North Korea Test-Fires Intermediate-Range Ballistic Missile

North Korea launched an intermediate-range ballistic missile off its east coast on Sunday, an indication, analysts said, that it has started testing a new and harder-to-intercept weapon capable of reaching American military bases in the Western Pacific, including those on Guam.

The ​missile was launched from near Pyongyang, the North Korean capital, on Sunday afternoon, but it did not fly over Japan, as some of the IRMBs North Korea has launched in the past have. Instead, it fell in waters between North Korea and Japan​, covering a distance of 621 miles, South Korean military officials said.

The launch was the North’s first missile test since it fired a Hwasong-18 intercontinental ballistic missile on Dec. 18.
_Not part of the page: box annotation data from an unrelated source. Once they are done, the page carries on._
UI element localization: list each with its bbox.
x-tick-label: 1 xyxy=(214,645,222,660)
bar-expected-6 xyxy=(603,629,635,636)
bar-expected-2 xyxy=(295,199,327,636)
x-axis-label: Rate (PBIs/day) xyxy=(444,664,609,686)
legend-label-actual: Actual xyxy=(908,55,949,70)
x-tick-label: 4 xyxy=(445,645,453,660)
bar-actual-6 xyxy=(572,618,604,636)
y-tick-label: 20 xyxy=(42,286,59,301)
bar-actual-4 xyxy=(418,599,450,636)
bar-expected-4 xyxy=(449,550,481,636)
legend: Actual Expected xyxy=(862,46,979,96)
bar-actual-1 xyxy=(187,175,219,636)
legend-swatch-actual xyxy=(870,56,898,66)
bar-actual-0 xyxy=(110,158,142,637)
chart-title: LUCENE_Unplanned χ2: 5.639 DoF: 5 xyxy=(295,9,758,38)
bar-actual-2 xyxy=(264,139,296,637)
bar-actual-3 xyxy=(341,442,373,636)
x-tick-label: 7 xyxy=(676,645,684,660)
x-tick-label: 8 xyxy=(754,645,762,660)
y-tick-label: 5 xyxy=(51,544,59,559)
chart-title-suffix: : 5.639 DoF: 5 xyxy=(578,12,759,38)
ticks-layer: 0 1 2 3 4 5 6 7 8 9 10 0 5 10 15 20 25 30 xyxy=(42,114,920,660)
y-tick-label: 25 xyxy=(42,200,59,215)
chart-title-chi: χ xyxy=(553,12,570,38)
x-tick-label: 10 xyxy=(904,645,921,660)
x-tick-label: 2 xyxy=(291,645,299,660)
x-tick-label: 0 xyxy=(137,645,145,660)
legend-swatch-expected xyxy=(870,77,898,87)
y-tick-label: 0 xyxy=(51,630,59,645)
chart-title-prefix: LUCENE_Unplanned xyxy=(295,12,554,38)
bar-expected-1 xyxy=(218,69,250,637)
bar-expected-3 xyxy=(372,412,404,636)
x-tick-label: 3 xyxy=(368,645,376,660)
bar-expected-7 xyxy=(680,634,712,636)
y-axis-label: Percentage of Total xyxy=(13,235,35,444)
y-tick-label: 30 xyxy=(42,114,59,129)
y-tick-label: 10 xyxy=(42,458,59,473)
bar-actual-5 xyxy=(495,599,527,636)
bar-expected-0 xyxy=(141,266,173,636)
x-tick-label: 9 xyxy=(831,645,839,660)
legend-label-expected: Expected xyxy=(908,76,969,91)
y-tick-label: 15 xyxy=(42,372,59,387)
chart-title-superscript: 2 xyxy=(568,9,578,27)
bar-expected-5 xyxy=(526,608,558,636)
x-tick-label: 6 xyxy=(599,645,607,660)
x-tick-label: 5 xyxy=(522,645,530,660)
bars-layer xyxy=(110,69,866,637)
North Korea tested the Hwasong-18, its first solid-fuel ICBM, for the first time in April 2023 and launched the same kind of missile two more times last year, a sign that the country was increasingly shifting to solid-fuel ballistic missiles. Because missiles that use solid fuel are easier to transport and faster to launch than liquid-fuel missiles, they are more dangerous.

North Korea has tested an array of solid-fuel short-range ballistic missiles since the collapse of direct diplomacy in 2019 between its leader, Kim Jong-un, and then-President Donald J. Trump.

So far, ​all of its intermediate-range ballistic missiles,​ including the Hwasong-12, ​rely on liquid fuel.

On Monday, the North’s ​state-run Korean Central News Agency said ​that the purpose of the Sunday launch was to test a solid-fuel intermediate range ballistic missile​ loaded with a hypersonic warhead.

North Korea has been test-launching what it called ballistic missiles with hypersonic, maneuverable warheads since 2021. But after studying the flight data from such tests, including the one on Sunday, officials and analysts in South Korea have expressed doubt that the missiles were truly hypersonic.

The earliest indication that North Korea was developing a solid-fuel IRB​M came on Nov. 15, when it said it had conducted ground tests of solid-fuel ​engines for such missiles.

The test on Sunday was the North’s first confirmed intermediate-range ballistic missile launch since it fired a Hwasong-12 over Japan in October 2022, although some analysts have said that a failed test that the North conducted on Nov. 22 may have involved the new solid-fuel missile.

North Korea triggered alarms ​in the region in 2017 when it ​twice launched a Hwasong-12 over Japan, demonstrating that it had a missile ​with a capacity to reach Guam​. Earlier that year, it had threatened to launch four ​intermediate-range ballistic missiles into waters around Guam​, after Mr. Trump warned of “fire and fury” against the North​.

The United States and its allies​ have become increasingly concerned about North Korea’s frequent missile tests under ​Mr. Kim because the country claims to have developed nuclear warhead​s that it can mount on its various missiles​, and it has openly threatened to use them in a war.

​During a meeting of the North’s ruling Workers’ Party at the end of December, Mr. Kim called for “a vigorous struggle for carrying out the nuclear weapons production plan in 2024.​”

Washington and its allies also suspect North Korea of seeking Russia’s help in developing missiles and other weapons, in return for providing artillery shells and short-range missiles for Moscow to use in its war in Ukraine. Choe Son-hui, the North’s foreign minister, began a three-day official visit to Russia on Monday amid signs of growing military cooperation between the two nations.